The organization also expressed caution over insufficient clinical evidence for the two therapies. This includes narrow trial eligibility criteria precluding the generalizability of results (particularly in the case of Zolgensma) for patients with a different genetic profile or more severely ill, limited long-term safety (regarding repeated spinal tap injections of Spinraza) and efficacy data — such as how durable Zolgensma’s benefits are or how they affect presymptomatic patients — and the uncontrolled, open-label design of the START trial (NCT03421977) of Zolgensma. Evidence regarding benefits for patients with type 0 or type 4 SMA is also lacking, the report noted.

“Because SMA is a rare disease and the trials have short-term follow-up, the long-term effects of Spinraza or Zolgensma will take time to emerge,” ICER stated.

Also, age differences at treatment initiation as well as disease duration “limit our ability to adequately distinguish the net health benefit of Zolgensma versus Spinraza for infantile onset SMA,” ICER’s report said. “We therefore rate the evidence to be insufficient.” However, ICER noted that these conclusions may be updated in case additional safety and efficacy data become available.

The positive results of Zolgensma’s Phase 1 study were largely the basis of Novartis’ Biological License Application (BLA) to the U.S. Food and Drug Administration (FDA), seeking approval for Zolgensma — previously AVXS-101 — as a gene therapy for SMA type 1, the most common and severe form of the disease.

The FDA is currently reviewing the BLA, specifically covering intravenous delivery in infants up to 9 months old. A final decision is expected by May. Similar reviews are underway in Europe and Japan. Zolgensma was originally developed by AveXis, which was acquired by Novartis last year.

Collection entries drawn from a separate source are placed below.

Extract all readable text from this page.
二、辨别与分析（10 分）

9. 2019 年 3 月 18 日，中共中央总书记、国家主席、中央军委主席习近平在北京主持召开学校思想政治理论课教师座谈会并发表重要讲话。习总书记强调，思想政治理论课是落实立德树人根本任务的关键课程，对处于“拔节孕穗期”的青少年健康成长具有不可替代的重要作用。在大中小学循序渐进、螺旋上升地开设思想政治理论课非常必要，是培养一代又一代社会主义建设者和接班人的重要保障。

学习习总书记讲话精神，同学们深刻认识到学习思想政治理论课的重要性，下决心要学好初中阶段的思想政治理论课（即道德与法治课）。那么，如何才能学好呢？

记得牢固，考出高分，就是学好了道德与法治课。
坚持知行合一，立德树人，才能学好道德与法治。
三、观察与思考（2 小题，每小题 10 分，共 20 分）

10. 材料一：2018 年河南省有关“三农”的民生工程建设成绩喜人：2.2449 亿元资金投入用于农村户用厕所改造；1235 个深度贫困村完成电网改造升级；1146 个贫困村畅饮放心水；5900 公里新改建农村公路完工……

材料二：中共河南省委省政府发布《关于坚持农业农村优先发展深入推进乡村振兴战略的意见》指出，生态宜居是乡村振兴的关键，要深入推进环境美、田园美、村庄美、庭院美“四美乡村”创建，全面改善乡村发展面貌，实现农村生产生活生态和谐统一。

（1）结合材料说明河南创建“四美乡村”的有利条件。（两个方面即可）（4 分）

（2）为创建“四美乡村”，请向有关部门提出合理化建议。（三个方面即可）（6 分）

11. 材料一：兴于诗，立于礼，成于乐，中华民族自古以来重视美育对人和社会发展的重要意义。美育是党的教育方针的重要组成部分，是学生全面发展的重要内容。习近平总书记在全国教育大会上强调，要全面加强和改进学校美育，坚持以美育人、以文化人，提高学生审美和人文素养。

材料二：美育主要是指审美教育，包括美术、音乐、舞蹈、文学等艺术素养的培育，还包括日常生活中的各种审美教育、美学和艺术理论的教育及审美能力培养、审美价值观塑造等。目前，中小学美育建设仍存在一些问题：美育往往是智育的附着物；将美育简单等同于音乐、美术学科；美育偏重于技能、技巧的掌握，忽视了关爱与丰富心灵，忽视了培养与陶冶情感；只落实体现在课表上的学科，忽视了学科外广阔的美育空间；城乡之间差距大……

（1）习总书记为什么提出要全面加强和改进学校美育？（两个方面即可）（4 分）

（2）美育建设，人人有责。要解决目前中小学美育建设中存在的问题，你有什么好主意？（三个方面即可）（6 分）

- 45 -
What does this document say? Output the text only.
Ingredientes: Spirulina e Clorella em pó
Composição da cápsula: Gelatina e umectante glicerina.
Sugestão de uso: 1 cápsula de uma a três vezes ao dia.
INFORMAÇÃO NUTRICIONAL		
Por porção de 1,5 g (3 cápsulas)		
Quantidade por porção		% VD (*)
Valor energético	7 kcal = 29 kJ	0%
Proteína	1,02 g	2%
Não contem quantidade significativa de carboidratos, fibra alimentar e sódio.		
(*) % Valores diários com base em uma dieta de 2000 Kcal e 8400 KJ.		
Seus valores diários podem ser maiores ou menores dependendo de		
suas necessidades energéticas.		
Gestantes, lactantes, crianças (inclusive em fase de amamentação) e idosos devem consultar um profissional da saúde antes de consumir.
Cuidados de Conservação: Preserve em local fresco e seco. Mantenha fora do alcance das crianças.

Zolgensma is designed to restore production of working and full-length SMN protein in motor neurons, which are specialized cells controlling muscle contraction, by delivering a functional copy of the SMN1 gene. SMA patients have a defective SMN1, leading to significantly lower levels of working SMN protein and loss of motor neurons, as well as muscle weakness and atrophy (shrinkage).

Spinraza is intended to boost the ability of the SMN2 gene to also generate full-length and functional SMN protein. Without Spinraza, most of the protein produced from SMN2 is unstable and shorter than usual.